En l'occurrence, invoquant notamment les principes découlant de
l'art. 19
LAT, les recourants soutiennent que la parcelle voisine ne
disposerait pas
d'un accès suffisant. Ainsi soulevé, le grief ne paraît pas servir
l'intérêt
des voisins, mais ceux des bénéficiaires de l'autorisation de
construire, les
recourants ne se plaignant notamment pas des nuisances dont ils
auraient
eux-mêmes à pâtir en raison de l'accroissement du trafic sur le
chemin du
K.________. Toutefois, ce chemin traverse la parcelle des recourants,
et
ceux-ci sont légitimés à se plaindre d'une violation de leur droit de
propriété. En tant que parties à la procédure cantonale, les
recourants ont
aussi qualité pour se plaindre d'une violation de leur droit d'être
entendus.
Il y a donc lieu d'entrer en matière.

2.
Dans un grief d'ordre formel, les recourants reprochent à la cour
cantonale
d'avoir refusé une inspection locale, pourtant requise deux fois, et
d'avoir
ainsi méconnu que la visibilité sur le chemin est limitée par les
constructions existantes et un virage à angle droit, ce qui pourrait
poser un
problème de sécurité pour les usagers de la route. Seul le Conseil
d'Etat
s'était rendu sur place, ce qui l'avait d'ailleurs amené à admettre le
recours.

2.1 Garanti à l'art. 29 al. 2 Cst., le droit d'être entendu permet au
justiciable de participer à la procédure probatoire en exigeant
l'administration des preuves déterminantes (ATF 126 I 15 consid.
2a/aa p. 16
et les arrêts cités). Ce droit ne s'étend toutefois qu'aux éléments
pertinents pour décider de l'issue du litige.
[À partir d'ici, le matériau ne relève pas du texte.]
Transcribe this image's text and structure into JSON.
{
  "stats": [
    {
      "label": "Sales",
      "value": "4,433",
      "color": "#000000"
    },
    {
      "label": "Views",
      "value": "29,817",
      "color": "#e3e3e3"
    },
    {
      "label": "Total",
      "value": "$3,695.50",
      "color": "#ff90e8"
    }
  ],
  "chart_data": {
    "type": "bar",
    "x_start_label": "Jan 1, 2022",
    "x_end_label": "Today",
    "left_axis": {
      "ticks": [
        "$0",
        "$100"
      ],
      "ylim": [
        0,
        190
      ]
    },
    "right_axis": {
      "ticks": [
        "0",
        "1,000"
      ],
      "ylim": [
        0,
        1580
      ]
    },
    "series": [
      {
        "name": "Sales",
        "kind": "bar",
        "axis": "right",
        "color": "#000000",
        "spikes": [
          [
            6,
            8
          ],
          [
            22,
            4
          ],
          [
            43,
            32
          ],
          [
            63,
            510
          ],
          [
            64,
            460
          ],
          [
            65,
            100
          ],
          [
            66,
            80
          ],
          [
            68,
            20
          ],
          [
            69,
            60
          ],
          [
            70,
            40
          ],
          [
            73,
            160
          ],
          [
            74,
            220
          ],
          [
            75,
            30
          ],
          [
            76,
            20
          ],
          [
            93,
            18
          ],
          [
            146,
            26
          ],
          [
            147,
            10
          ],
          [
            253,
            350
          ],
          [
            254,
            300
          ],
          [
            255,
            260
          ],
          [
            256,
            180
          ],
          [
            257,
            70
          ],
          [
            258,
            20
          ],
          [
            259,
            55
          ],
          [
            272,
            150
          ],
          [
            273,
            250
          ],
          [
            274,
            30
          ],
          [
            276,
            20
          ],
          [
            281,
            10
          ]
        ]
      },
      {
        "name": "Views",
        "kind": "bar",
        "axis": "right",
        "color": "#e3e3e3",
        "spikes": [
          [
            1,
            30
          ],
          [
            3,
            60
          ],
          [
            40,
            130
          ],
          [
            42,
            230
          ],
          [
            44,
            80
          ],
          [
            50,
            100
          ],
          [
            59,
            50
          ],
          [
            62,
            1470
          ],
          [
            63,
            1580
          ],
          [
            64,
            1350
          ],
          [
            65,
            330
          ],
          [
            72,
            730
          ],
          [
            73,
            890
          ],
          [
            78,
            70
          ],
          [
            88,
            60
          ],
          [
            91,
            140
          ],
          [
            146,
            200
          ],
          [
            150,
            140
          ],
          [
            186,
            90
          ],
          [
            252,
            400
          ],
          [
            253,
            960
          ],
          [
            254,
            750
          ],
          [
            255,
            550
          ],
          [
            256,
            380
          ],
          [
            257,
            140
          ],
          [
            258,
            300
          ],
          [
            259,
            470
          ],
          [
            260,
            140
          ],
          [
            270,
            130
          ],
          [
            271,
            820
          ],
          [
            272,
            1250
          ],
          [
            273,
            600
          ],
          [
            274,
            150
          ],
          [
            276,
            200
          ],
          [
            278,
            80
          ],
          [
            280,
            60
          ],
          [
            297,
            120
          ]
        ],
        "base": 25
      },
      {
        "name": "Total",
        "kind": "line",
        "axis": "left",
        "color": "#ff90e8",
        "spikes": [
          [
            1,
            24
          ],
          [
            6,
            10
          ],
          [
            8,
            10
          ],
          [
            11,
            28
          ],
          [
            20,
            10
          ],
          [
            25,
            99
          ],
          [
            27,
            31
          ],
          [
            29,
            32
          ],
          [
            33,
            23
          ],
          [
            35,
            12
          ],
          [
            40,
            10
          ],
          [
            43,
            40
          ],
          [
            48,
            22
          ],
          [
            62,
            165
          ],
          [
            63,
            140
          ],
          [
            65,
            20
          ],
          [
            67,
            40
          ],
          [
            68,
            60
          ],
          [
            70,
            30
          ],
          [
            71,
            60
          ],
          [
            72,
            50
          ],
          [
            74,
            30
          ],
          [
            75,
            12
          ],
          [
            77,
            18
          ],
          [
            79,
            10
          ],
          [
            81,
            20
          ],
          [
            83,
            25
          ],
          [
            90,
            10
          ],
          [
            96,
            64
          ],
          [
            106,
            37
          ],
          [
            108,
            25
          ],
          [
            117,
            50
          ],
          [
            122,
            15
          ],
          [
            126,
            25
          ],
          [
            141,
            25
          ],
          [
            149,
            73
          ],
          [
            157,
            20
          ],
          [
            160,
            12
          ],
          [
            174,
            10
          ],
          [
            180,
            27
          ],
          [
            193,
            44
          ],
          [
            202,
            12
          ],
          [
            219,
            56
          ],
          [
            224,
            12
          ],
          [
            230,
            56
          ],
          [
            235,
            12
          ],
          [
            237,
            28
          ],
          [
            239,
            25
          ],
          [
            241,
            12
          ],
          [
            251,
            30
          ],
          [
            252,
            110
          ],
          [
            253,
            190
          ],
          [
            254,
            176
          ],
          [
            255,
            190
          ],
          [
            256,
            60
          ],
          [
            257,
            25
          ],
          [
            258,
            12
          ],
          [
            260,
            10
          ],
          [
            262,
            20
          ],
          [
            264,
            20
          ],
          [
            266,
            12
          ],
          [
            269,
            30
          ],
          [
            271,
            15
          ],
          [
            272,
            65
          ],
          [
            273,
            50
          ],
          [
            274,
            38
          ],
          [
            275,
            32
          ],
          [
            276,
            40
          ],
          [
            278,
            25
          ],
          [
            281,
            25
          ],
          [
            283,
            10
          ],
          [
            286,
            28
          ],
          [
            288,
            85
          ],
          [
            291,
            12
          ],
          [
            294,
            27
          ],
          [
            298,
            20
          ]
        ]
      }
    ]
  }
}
Il est ainsi possible de
renoncer à l'administration de certaines preuves offertes, lorsque le
fait
dont les parties veulent rapporter l'authenticité n'est pas important
pour la
solution du cas, lorsque les preuves résultent déjà de constatations
versées
au dossier, et lorsque le juge parvient à la conclusion qu'elles ne
sont pas
décisives pour la solution du litige ou qu'elles ne pourraient
l'amener à
modifier son opinion. Ce refus d'instruire ne viole le droit d'être
entendu
des parties que si l'appréciation anticipée de la pertinence du moyen
de
preuve offert, à laquelle le juge a ainsi procédé, est entachée
d'arbitraire
(ATF 125 I 127 consid. 6c/cc in fine p. 135, 417 consid. 7b p. 430;
124 I 208
consid. 4a p. 211, 241 consid. 2 p. 242, 274 consid. 5b p. 285 et les
arrêts
cités; sur la notion d'arbitraire, voir ATF 127 I 60 consid. 5a p.
70).

2.2 La cour cantonale a expressément écarté la demande d'inspection
locale,
s'estimant suffisamment renseignée par les plans et photographies
figurant au
dossier, ainsi que par les constatations de fait du Conseil d'Etat non
contestées par les parties. L'admission du recours cantonal est
essentiellement motivée par le fait que les bas-côtés de la route
permettent
le croisement des véhicules: l'affirmation selon laquelle les
véhicules
pouvaient être parqués sur les côtés sans entraver le trafic, n'avait
pas été
contestée. Partant du point de vue que l'art. 19 LAT impose un accès
suffisant et non une desserte optimale (point de vue dont le
bien-fondé est
examiné ci-dessous), la cour cantonale a estimé que le point
essentiel était
la possibilité de croiser, fait au demeurant non contesté. Elle
pouvait par
conséquent - pour autant que ces points lui aient dûment été signalés
par les
recourants - faire abstraction des difficultés liées à la visibilité.
Il n'y
a pas, par conséquent, de violation du droit d'être entendu.

3.
Les recourants soutiennent que l'accès actuel par le chemin du
K.________
serait insuffisant. Utilisé pour sortir les récoltes, il ne suffirait
pas
pour desservir un secteur constructible de 10'000 m2. La municipalité
en
était consciente puisque le plan de restructuration prévoyait une
amélioration de cette desserte. Il appartenait à l'autorité d'assurer
un
accès suffisant à tout le secteur avant de l'ouvrir à la construction.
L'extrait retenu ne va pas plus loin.